In all the consensus trees obtained from both the EW and SAW analyses, Capperia raptor and C. insomnis were not gathered in the same clade with other Capperia species. The former species was classified in Capperia by Barnes & Lindsey (1921) according to the shape of its male genitalia. However, as recovered here, it is the sister group of a clade including Intercapperia , Eucapperia , and the remaining Capperia species except C. insomnis . There is more evidence that may support the exclusion of C. raptor from all known Capperia species. For example, C. raptor differs from other Capperia species in some characteristics of the specialized eighth sternite of males (characters 74, 76, 78, 79, and 81), shape of the gnathos (character 99), anellus (character 115), and shape of the valva and its processes (characters 120, 127, and 142). In addition, characters 91, 99, 115, and 142 are autapomorphic characters for this species. Capperia raptor also differs from all Capperia species in feeding behaviour. Whereas all known Capperia species feed on Laminaceae, the only known foodplant for C. raptor is Geranium caespitosum James (Geraniaceae) . It is worth mentioning that some other host plant species from Asteraceae and Plantaginaceae have been recorded for C. ningoris , C. trichodactyla , and C. maratonica ( Matthews & Lott, 2005) . Considering all these, C. raptor may be the only representative of a new genus (will be described elsewhere).
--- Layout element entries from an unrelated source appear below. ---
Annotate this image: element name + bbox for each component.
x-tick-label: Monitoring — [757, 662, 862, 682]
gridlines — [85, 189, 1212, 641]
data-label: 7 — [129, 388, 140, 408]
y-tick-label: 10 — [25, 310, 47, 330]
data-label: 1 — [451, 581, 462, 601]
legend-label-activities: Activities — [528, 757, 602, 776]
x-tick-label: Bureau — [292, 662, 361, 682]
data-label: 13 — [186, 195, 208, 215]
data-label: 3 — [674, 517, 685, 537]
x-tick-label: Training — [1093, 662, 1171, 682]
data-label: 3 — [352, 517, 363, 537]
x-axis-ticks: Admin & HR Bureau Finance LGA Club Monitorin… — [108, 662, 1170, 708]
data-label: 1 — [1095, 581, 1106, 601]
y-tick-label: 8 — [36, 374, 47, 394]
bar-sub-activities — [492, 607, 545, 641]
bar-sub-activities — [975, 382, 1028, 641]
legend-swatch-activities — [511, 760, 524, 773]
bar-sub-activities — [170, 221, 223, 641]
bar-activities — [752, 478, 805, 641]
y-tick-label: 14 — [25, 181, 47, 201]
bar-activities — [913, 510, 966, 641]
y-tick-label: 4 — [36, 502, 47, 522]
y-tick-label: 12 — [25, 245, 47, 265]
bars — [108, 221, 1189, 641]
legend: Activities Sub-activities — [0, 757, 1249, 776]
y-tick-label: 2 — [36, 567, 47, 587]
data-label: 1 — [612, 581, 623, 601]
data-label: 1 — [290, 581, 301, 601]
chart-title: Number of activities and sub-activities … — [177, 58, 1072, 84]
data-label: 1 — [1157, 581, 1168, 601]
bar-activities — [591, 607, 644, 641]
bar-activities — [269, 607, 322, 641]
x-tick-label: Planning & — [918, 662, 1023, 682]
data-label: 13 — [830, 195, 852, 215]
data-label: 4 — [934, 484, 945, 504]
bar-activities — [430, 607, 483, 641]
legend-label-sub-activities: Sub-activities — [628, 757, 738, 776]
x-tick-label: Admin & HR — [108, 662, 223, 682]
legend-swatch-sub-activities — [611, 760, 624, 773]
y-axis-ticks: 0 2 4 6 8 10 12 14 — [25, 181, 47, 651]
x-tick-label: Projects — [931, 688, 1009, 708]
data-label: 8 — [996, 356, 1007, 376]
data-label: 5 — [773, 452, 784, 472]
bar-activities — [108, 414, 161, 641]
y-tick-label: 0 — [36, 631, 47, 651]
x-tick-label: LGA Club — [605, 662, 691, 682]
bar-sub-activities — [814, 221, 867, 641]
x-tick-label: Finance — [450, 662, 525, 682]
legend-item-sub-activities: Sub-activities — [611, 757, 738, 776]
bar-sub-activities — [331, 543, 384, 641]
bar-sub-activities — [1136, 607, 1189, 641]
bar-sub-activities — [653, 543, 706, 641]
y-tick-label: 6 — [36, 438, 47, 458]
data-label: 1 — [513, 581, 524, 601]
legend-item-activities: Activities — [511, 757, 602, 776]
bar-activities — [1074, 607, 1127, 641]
According to Gielis (1993), pronounced sclerotized ridges and the hairy tip of the valva may be considered as autapomorphies of Capperia . However, we mention here some interspecific variations in the shape of the valva amongst the species of this genus. In all species, except C. raptor , the valva is spoonshaped. In Capperia salanga , the tip of the valva is flat but in other species of the genus it is cube-shaped. The arrangement of the hairs at the tip of the valva is also different. Furthermore, the costal process of the valva in most species is straight (homoplastic character), whereas in C. salanga it is slightly curved (in C. raptor the costal process is absent). Capperia salanga is the only Capperia species that has a pair of hairy flaps in the middle part of the specialized eighth sternite at the ventral surface. We also found that in C. hellenica , the median sclerotized projection at the posterior margin of sternite II is absent in both sexes, whereas in all other Capperia species it is present only in males (a homoplastic character). It seems probable that the low values of tree confidence for the clade including all Capperia species (except C. raptor and C. insomnis ; Fig. 16 View Figure 16 ) are the result of these interspecific variations within the genus.